Erreurs courantes et pièges à éviter dans l'analyse de la Quatrième République
Erreur n°1 : réduire la IVe à un échec total. Certes instable, elle pose les bases du welfare state : Sécurité sociale étendue (1945-1946), allocations familiales multipliées par 4. Oublier cela fausse le bilan.
Piège n°2 : blâmer uniquement les partis. Le scrutin proportionnel pèse 60 % des maux, selon les historiens comme Jean-Pierre Rioux ; le contexte post-guerre (ruines, 1,5 million de prisonniers) 40 %.
Autre illusion : croire à une réforme possible en 1958. Les 9 tentatives de révision constitutionnelle échouent dès 1948. Conseil d'expert : croiser sources primaires (Journaux Officiels) et secondaires (ouvrages de Serge Berstein) pour nuancer.
Évitez les généralisations : l'instabilité frappe surtout la politique intérieure ; Suez 1956 montre une cohésion externe sous Mollet.
FAQ : questions fréquentes sur le régime politique de 1946 à 1958
Quel est le nom exact du régime politique entre 1946 et 1958 ?

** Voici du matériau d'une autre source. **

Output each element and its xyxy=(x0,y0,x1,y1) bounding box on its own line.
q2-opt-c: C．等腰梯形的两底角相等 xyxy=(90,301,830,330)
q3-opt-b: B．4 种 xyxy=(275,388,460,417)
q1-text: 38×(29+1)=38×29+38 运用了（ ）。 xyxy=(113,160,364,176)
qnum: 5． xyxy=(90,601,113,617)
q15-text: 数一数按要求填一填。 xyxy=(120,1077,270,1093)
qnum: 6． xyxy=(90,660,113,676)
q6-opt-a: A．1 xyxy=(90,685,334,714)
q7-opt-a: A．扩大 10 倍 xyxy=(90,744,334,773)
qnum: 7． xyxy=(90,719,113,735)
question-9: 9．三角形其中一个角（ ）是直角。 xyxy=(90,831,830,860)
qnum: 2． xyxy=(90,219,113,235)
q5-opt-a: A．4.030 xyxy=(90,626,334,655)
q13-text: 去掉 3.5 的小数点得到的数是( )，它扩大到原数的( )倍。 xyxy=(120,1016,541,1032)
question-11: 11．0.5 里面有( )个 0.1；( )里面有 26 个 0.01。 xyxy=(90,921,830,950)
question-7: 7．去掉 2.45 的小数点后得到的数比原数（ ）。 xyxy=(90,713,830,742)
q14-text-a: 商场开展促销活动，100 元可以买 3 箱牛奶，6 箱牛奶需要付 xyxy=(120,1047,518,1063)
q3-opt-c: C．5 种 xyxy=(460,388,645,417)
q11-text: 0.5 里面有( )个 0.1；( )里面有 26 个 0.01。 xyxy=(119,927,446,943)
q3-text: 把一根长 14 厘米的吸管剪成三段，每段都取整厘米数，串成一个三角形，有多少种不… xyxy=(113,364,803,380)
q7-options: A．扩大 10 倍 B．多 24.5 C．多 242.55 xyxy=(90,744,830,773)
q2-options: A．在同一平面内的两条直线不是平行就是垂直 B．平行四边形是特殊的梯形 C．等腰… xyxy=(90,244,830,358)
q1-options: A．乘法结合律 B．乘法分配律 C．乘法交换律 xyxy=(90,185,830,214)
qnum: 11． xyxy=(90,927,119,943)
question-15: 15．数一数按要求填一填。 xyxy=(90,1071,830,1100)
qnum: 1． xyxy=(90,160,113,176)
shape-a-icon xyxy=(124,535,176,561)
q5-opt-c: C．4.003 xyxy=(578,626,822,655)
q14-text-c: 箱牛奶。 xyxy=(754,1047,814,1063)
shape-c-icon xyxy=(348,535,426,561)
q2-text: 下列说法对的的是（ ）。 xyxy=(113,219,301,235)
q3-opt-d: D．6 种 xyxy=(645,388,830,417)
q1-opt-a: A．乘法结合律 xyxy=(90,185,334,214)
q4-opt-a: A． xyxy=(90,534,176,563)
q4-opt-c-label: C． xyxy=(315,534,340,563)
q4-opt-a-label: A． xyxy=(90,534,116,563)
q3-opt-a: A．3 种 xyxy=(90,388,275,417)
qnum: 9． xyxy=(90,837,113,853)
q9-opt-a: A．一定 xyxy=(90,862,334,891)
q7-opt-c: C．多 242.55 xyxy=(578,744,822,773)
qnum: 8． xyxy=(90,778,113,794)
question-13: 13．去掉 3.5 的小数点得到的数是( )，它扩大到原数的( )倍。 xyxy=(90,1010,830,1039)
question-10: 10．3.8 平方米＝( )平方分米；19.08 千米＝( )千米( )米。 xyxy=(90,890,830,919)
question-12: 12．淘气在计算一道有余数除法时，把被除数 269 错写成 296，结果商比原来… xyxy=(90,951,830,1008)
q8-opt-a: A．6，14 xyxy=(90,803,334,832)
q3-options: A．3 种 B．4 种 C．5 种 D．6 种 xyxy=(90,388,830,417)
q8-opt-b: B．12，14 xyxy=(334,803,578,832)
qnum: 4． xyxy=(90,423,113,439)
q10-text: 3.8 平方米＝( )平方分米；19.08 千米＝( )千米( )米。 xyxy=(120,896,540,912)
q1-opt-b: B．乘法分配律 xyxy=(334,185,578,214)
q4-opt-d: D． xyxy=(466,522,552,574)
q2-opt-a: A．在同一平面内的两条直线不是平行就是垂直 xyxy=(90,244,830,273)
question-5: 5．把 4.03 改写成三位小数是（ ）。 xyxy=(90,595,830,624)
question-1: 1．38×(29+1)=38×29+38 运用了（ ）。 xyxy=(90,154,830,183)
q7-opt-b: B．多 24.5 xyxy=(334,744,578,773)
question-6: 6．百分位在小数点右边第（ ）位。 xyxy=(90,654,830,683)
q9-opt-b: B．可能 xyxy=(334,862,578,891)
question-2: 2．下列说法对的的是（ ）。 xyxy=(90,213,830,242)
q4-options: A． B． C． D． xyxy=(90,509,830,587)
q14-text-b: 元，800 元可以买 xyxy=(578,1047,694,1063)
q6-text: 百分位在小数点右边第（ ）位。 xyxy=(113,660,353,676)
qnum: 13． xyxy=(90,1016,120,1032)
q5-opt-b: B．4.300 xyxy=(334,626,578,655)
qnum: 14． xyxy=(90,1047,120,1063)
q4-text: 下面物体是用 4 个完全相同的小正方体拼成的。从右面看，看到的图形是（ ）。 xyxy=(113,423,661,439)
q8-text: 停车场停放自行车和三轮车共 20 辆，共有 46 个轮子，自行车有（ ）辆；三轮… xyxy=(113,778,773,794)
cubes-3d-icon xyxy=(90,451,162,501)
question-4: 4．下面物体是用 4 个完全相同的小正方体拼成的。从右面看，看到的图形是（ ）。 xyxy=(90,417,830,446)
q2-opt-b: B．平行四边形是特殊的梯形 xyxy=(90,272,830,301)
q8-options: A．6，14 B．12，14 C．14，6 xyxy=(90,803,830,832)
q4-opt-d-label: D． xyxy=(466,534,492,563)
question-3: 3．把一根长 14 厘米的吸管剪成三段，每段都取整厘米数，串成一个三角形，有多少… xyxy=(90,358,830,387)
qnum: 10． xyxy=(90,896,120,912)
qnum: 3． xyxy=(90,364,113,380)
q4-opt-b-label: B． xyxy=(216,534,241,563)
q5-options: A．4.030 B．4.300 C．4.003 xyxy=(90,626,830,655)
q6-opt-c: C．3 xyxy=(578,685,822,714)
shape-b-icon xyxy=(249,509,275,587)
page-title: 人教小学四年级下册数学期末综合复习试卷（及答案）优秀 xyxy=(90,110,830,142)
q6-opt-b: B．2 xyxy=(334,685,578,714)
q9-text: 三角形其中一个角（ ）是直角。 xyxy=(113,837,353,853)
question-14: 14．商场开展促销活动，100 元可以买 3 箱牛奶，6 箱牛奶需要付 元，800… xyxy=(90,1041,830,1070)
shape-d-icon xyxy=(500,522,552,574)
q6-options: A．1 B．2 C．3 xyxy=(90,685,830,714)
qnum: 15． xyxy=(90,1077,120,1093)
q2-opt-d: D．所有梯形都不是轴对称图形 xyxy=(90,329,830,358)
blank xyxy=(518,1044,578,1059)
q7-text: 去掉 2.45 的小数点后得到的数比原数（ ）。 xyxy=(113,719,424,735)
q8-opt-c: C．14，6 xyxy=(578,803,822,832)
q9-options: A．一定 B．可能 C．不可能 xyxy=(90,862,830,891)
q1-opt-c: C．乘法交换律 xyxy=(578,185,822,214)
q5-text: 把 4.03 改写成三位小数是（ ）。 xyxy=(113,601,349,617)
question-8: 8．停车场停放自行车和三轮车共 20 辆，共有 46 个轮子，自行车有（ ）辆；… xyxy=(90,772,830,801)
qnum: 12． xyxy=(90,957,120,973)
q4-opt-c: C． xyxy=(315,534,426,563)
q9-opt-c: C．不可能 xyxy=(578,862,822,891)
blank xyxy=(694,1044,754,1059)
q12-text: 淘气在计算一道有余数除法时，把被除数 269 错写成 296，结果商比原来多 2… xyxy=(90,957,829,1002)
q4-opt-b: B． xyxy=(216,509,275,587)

La Quatrième République française, effective du 24 décembre 1946 au 5 octobre 1958. Elle succède au GPRF et précède la Ve via la loi constitutionnelle du 3 juin 1958.
Pourquoi la Quatrième République a-t-elle échoué si rapidement ?
Instabilité (24 gouvernements), crises coloniales (Indochine : 80 000 morts ; Algérie : 400 000), fragmentation partisane. Pas de leader fort jusqu'à De Gaulle en 1958.
Combien de présidents et Premiers ministres a compté la Quatrième République ?
4 présidents (Auriol, Coty, etc.) ; 21 Premiers ministres uniques, pour 24 gouvernements. Durée totale : 4 370 jours effectifs.
En conclusion, la Quatrième République incarne un parlementarisme généreux mais fragile, miné par son excès de démocratie législative. Ses 12 ans forgent la France moderne : croissance des 30 Glorieuses, décolonisation progressive. Si elle chute en 1958 sous le poids de l'Algérie, elle lègue une Constitution riche en droits sociaux, inspirant encore aujourd'hui. Comprendre ses mécanismes – de l'article 45 à la proportionnelle – éclaire les débats actuels sur l'équilibre des pouvoirs. Un régime imparfait, mais pionnier d'une République sociale.